Consumer rights lawyer Dean Dunham responds: It appears that either the dealer has pre-registered the car in their own name, or the car has already been sold and the buyer has rejected it and returned it, perhaps under their “right of “short-term rejection” because there was a problem with it.

Regardless of the circumstances, as a potential buyer, you had the right to know all the facts and this “important” information should have been shared with you before you agreed to purchase the vehicle. One of the effects of having an additional owner on the car is that it can impact its future value.

Your next step is to complain in writing to the dealership about a breach of the Consumer Rights Act, which states that goods (including cars) must be ‘as described’.

The remedy here will be for the dealer to refund you a sum of money to reflect the decrease in the value of the vehicle (you can negotiate) or to repossess the car and give you a full refund.

The amount that the dealer deducts from the price of a car is generally linked to the miles driven by the consumer.
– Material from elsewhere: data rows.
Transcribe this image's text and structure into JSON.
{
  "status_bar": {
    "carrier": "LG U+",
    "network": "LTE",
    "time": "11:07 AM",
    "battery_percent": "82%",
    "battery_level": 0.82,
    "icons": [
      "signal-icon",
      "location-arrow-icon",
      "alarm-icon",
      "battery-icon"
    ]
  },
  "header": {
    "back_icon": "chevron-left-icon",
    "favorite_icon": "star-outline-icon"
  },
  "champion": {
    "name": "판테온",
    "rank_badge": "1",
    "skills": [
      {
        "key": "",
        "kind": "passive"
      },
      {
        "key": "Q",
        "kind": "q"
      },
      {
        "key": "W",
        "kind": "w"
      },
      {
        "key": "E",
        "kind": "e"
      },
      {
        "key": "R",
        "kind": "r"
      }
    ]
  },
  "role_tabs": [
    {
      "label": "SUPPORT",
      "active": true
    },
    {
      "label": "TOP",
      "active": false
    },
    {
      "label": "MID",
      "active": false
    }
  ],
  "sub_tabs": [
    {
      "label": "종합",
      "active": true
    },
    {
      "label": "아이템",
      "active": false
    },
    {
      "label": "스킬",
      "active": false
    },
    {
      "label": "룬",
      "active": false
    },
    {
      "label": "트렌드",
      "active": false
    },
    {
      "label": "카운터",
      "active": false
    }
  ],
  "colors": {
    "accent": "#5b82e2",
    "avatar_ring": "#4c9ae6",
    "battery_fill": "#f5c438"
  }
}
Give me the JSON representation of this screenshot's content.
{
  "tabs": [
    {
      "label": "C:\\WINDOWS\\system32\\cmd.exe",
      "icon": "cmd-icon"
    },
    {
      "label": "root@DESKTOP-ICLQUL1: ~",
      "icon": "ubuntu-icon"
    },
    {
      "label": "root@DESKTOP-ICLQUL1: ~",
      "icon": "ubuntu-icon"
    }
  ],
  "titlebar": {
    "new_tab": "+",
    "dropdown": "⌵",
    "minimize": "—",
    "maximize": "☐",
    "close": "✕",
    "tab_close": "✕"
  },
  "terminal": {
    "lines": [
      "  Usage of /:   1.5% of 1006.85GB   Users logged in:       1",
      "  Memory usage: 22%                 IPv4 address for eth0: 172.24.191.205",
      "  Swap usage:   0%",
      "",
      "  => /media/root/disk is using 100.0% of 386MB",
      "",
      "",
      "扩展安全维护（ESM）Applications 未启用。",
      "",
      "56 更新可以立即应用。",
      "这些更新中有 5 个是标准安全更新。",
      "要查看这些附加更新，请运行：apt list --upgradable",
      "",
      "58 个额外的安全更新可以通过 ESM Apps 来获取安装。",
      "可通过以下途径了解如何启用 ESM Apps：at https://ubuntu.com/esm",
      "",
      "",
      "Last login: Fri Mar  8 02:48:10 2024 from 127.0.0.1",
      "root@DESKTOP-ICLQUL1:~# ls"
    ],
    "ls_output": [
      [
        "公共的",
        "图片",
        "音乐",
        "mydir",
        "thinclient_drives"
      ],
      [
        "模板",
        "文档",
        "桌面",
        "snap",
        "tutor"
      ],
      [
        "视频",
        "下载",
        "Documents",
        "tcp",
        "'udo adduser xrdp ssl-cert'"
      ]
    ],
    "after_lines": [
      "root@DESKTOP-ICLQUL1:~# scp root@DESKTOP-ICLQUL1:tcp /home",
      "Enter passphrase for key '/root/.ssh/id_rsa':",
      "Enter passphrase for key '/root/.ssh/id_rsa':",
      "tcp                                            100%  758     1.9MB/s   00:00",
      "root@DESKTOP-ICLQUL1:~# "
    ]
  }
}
So if the previous owner had driven ten miles, you wouldn’t expect to get any money cut. But if it was hundreds of miles you’d expect something in the region of £500. This must be considered on a case-by-case basis.

If the dealership refuses your claim and won’t tell you who the first owner was, complete and lodge a DVLA form V888. This is the form used to request information about a vehicle and its past and present registered keepers.

The Driver and Vehicle Licensing Agency (DVLA) will want you to have a good reason for making the application, and will say that you are mounting legal action against a car dealer. Armed with this information, you can file a Section 75 claim if you paid for all or part with a credit card, citing that the dealership is in breach of contract.

You can also make a Section 75 claim if you paid via a fixed amount loan agreement, or you can make a claim in the County Court (in the small claims route, known as small claims court, if the car was purchased). for less than £10,000), or in full county court if the purchase price was more than that amount.